The decline was partly due to a move on the part of investors away from tech stocks that had been pushed higher during earlier phases of the pandemic. It was also powered by concerns that the digital content platform will post slowing growth and weaker earnings in 2022.
Roblox's April decline isn't quite as jarring when you consider the wider investing climate. The tech-heavy Nasdaq index dove 13% during the month, and many formerly high-flying stocks, including Amazon and Meta Platforms, fell by more than 20%.
That type of bearish market environment is bound to impact less established companies like Roblox, especially given its expanded net losses.

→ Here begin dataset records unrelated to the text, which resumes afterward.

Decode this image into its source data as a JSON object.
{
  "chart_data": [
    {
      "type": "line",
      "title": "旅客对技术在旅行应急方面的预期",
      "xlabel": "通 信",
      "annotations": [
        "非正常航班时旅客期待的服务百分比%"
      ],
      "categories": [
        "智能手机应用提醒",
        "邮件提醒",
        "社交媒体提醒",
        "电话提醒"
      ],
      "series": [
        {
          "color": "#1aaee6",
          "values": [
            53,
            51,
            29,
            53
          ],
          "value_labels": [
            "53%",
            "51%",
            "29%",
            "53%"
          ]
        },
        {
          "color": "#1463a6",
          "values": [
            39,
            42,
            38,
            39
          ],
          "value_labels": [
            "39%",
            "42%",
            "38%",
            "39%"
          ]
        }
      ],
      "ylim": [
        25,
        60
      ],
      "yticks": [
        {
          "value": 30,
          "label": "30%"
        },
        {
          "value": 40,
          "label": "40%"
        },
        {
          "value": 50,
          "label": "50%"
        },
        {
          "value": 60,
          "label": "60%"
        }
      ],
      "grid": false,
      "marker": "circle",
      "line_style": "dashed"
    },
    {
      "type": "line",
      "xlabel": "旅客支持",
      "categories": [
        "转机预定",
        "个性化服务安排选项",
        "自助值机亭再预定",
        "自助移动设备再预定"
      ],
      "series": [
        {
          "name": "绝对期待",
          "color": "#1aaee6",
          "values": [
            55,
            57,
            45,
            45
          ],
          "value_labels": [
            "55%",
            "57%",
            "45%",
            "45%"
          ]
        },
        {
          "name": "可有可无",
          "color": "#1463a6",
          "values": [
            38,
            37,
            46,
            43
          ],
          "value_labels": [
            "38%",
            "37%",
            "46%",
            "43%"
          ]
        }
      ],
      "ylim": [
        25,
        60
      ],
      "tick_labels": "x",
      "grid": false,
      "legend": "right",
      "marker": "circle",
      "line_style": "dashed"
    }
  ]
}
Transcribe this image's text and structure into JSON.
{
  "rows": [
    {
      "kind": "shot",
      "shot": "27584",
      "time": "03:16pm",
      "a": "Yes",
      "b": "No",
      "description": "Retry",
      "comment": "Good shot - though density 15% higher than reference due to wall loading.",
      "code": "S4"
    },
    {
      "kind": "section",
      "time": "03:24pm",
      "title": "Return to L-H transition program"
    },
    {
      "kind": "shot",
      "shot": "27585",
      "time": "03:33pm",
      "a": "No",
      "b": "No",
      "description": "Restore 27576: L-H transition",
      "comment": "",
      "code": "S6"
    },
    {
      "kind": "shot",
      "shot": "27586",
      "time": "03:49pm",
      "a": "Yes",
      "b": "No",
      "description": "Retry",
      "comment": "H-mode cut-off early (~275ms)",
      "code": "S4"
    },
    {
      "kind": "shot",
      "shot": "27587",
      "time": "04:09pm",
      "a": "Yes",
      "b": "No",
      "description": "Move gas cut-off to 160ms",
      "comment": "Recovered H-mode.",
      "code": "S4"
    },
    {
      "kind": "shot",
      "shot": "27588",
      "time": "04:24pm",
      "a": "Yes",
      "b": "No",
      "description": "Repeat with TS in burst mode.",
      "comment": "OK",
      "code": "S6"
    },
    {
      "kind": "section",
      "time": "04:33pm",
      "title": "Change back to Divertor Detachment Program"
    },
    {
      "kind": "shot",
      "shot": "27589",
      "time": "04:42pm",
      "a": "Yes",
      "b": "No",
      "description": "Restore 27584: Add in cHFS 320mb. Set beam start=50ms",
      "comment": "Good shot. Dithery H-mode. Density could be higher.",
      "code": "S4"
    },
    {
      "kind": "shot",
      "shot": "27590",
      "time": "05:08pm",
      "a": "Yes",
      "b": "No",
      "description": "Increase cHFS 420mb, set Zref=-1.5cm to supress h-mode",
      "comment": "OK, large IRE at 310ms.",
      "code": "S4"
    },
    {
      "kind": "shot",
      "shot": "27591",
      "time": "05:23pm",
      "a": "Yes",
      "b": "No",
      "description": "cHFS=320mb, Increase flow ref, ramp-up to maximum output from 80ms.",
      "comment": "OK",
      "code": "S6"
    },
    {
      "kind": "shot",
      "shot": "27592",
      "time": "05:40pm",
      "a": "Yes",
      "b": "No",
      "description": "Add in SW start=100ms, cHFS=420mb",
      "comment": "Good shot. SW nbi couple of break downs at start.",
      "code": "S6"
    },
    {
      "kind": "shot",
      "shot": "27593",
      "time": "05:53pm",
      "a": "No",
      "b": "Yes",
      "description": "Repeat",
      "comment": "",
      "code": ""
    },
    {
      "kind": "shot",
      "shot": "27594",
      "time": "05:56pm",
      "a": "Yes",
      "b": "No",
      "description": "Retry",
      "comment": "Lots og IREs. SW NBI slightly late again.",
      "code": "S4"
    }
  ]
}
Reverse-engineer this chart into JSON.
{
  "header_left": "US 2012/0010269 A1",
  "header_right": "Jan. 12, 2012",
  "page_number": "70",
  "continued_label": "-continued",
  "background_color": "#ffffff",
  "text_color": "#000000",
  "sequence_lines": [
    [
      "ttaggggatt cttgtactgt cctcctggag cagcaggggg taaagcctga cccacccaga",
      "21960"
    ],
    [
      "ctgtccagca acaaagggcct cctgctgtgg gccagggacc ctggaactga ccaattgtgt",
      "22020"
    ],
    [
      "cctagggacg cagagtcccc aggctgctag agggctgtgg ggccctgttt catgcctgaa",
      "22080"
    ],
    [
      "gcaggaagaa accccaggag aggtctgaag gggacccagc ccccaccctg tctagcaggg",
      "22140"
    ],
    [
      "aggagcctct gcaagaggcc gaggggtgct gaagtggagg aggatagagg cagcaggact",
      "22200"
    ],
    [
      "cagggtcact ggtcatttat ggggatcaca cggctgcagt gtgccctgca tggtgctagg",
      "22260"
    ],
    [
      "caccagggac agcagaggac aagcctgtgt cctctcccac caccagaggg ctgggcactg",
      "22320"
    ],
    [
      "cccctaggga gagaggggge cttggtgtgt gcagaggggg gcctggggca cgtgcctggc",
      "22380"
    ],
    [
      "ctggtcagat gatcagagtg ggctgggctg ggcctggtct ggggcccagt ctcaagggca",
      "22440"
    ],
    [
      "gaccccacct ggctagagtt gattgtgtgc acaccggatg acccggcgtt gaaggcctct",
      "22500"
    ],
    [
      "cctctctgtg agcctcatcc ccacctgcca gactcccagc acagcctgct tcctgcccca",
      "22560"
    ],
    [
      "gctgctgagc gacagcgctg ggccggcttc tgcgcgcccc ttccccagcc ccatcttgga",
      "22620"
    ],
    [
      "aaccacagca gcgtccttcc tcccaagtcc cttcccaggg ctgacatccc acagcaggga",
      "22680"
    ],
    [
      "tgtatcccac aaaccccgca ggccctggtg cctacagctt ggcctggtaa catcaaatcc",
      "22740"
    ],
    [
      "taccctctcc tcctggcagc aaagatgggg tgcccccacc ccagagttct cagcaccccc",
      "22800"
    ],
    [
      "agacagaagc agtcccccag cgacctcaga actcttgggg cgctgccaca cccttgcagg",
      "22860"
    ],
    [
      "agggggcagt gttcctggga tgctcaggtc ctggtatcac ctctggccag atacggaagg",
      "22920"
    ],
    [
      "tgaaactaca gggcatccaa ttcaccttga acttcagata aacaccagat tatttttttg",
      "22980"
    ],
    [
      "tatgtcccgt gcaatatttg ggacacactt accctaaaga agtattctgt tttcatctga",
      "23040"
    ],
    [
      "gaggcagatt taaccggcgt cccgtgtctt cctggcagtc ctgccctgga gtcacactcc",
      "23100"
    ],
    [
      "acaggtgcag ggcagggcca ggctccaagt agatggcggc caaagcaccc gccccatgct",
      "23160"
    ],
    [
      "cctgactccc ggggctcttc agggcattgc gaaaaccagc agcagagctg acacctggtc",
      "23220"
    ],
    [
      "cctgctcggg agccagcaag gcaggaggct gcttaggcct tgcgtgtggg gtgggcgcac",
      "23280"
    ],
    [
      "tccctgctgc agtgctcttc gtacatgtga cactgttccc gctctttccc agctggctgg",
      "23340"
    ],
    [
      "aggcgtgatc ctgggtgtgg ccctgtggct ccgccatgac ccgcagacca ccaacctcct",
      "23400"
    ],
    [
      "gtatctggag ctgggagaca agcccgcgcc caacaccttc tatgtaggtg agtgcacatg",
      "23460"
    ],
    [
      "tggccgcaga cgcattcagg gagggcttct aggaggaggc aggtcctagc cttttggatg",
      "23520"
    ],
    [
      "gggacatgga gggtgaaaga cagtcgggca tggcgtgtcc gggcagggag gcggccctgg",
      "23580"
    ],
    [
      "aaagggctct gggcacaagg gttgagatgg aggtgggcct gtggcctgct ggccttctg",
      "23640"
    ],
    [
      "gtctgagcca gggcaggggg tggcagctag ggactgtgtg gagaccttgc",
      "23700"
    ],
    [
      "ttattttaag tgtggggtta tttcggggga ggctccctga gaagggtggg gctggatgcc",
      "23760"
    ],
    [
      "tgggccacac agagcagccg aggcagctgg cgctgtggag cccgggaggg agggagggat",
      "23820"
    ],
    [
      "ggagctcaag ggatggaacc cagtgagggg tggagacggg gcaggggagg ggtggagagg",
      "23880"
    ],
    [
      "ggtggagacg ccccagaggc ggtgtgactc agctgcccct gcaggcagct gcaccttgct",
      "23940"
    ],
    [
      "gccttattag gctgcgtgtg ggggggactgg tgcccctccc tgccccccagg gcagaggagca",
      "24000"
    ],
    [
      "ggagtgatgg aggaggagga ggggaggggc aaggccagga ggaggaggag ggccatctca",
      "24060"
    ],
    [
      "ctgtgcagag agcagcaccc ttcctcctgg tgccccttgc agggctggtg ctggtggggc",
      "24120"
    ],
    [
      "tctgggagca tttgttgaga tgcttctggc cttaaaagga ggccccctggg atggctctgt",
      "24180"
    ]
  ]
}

There are specific concerns around its digital platform, too. Roblox is seeing less demand for its online currency, and usage rates are slowing on its service compared to soaring results in earlier phases of the pandemic. Digital entertainment peers like Netflix and Activision Blizzard have each announced weaker results for early 2022 as consumers prioritize other entertainment options like travel and dining out.
Investors won't have to wait long for more clarity about the path that Roblox's business is walking. The company will report its fiscal first-quarter results on Wednesday, May 11.
That announcement will be scrutinized for signs that Roblox is losing profit power. Those signs might show up in weaker engagement trends, slower user gains, and reduced spending on its platform. A certain amount of slowdown is to be expected following soaring growth in these metrics through most of 2020 and 2022, but it also clouds the investment picture.
Watch for CEO David Baszucki and his team to stress the bullish bets they are making on future growth, including with metaverse partnerships. As for finances, executives tend to highlight Roblox's consistently positive cash flow rather than its net operating losses.
That cash flow has allowed Roblox to invest aggressively into making the platform a better experience for its users and its developer partners. Yet there might be more pressure on the company to scale back that pace of spending in an era of potentially slower user growth ahead.